Jonathan Clauss se confie sur sa greffe de cheveux et ses complexes
Jonathan Clauss : greffe de cheveux et confidences

Ce dimanche 14 juin 2026, l'ambiance était à la détente et aux confidences sur le plateau de beIN Sports. Invité par Nico Colombien dans l'émission The Big Show, en marge de la rencontre Pays-Bas - Japon, le défenseur de l'OGC Nice Jonathan Clauss s'est livré avec beaucoup d'autodérision sur son combat contre la perte de cheveux et son recours aux implants capillaires. Lancé par une question sur un potentiel voyage en Turquie, le joueur n'a pas esquivé le sujet.

La fixette d'un joueur « filmé toutes les semaines »

Pour le latéral droit, la surexposition médiatique liée au sport de haut niveau a largement pesé sur ses complexes. « Le problème c'est que tu es filmé tous les week-ends, toutes les semaines… », a-t-il expliqué pour décrire la pression engendrée par son image publique. Le joueur concède d'ailleurs que sa profession a créé un biais évident : « Je pense que si je n'avais pas été joueur de foot, je n'aurais pas fait une fixette dessus », avoue-t-il, tout en reconnaissant qu'il aurait sans doute « plus facilement accepté » la situation s'il avait été un homme « ordinaire ».

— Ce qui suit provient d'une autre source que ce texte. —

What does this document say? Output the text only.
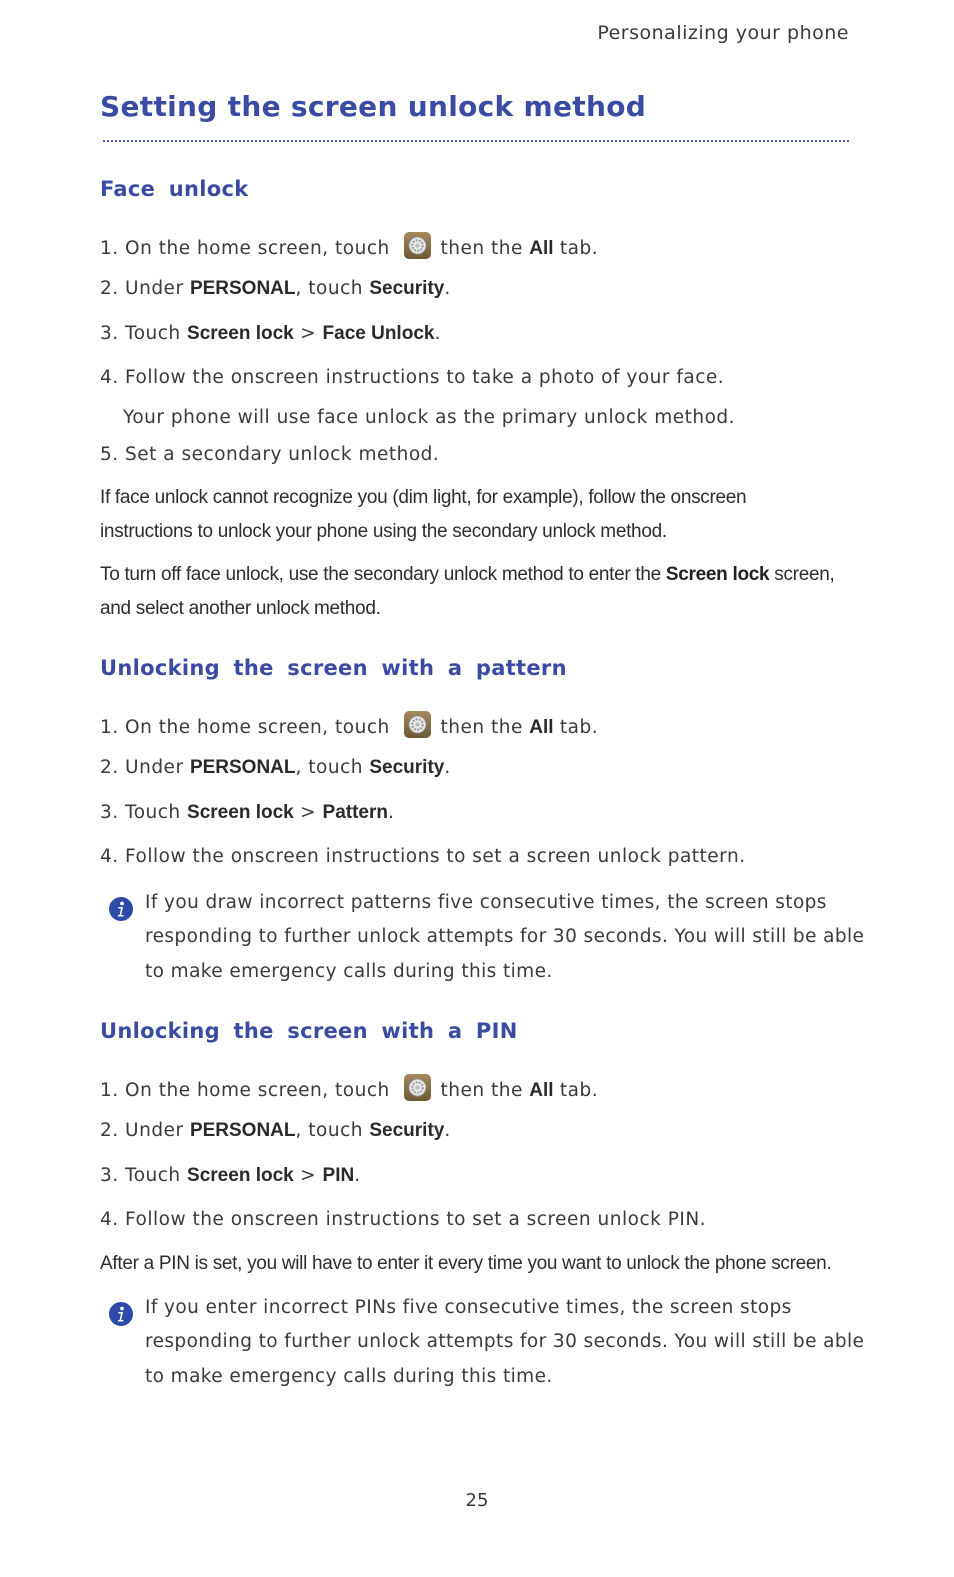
Personalizing your phone
Setting the screen unlock method
Face unlock
1. On the home screen, touch	then the All tab.
2. Under PERSONAL, touch Security.
3. Touch Screen lock > Face Unlock.
4. Follow the onscreen instructions to take a photo of your face.
Your phone will use face unlock as the primary unlock method.
5. Set a secondary unlock method.
If face unlock cannot recognize you (dim light, for example), follow the onscreen
instructions to unlock your phone using the secondary unlock method.
To turn off face unlock, use the secondary unlock method to enter the Screen lock screen,
and select another unlock method.
Unlocking the screen with a pattern
1. On the home screen, touch	then the All tab.
2. Under PERSONAL, touch Security.
3. Touch Screen lock > Pattern.
4. Follow the onscreen instructions to set a screen unlock pattern.
If you draw incorrect patterns five consecutive times, the screen stops
responding to further unlock attempts for 30 seconds. You will still be able
to make emergency calls during this time.
Unlocking the screen with a PIN
1. On the home screen, touch	then the All tab.
2. Under PERSONAL, touch Security.
3. Touch Screen lock > PIN.
4. Follow the onscreen instructions to set a screen unlock PIN.
After a PIN is set, you will have to enter it every time you want to unlock the phone screen.
If you enter incorrect PINs five consecutive times, the screen stops
responding to further unlock attempts for 30 seconds. You will still be able
to make emergency calls during this time.
25
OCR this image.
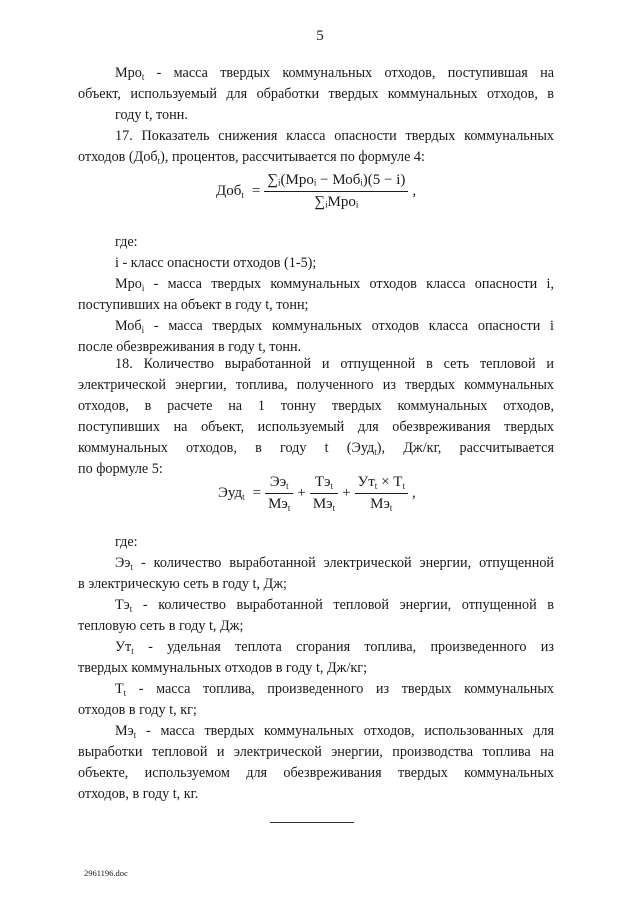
5
Мро$_t$ - масса твердых коммунальных отходов, поступившая на
объект, используемый для обработки твердых коммунальных отходов, в
году t, тонн.
17. Показатель снижения класса опасности твердых коммунальных
отходов (Доб$_t$), процентов, рассчитывается по формуле 4:
$Доб_t = \frac{\text{∑ᵢ(Мроᵢ − Мобᵢ)(5 − i)}}{\text{∑ᵢМроᵢ}}$ ,
где:
i - класс опасности отходов (1-5);
Мро$_i$ - масса твердых коммунальных отходов класса опасности i,
поступивших на объект в году t, тонн;
Моб$_i$ - масса твердых коммунальных отходов класса опасности i
после обезвреживания в году t, тонн.
18. Количество выработанной и отпущенной в сеть тепловой и
электрической энергии, топлива, полученного из твердых коммунальных
отходов, в расчете на 1 тонну твердых коммунальных отходов,
поступивших на объект, используемый для обезвреживания твердых
коммунальных отходов, в году t (Эуд$_t$), Дж/кг, рассчитывается
по формуле 5:
$Эуд_t = \frac{Ээ_t}{Мэ_t} + \frac{Тэ_t}{Мэ_t} + \frac{Ут_t \times Т_t}{Мэ_t}$ ,
где:
$Ээ_t$ - количество выработанной электрической энергии, отпущенной
в электрическую сеть в году t, Дж;
$Тэ_t$ - количество выработанной тепловой энергии, отпущенной в
тепловую сеть в году t, Дж;
$Ут_t$ - удельная теплота сгорания топлива, произведенного из
твердых коммунальных отходов в году t, Дж/кг;
$Т_t$ - масса топлива, произведенного из твердых коммунальных
отходов в году t, кг;
$Мэ_t$ - масса твердых коммунальных отходов, использованных для
выработки тепловой и электрической энергии, производства топлива на
объекте, используемом для обезвреживания твердых коммунальных
отходов, в году t, кг.
2961196.doc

Jonathan Clauss a tenu à saluer ceux qui assument leur perte de cheveux sans ciller. « Il y en a qui sont en totale capacité d'accepter. Franchement, bravo. C'est une preuve de confiance en soi énorme », a-t-il commenté. Pour sa part, la réalité était bien différente : « En fait, j'ai toujours été obnubilé par mes cheveux, depuis longtemps », s'est-il remémoré, situant le départ de cette obsession « à la crête de Neymar ». À cette époque, le joueur ne reculait devant rien pour parfaire son style : « Il fallait des coupes, tu mets de la laque, tu fais des défrisages, des trucs… ».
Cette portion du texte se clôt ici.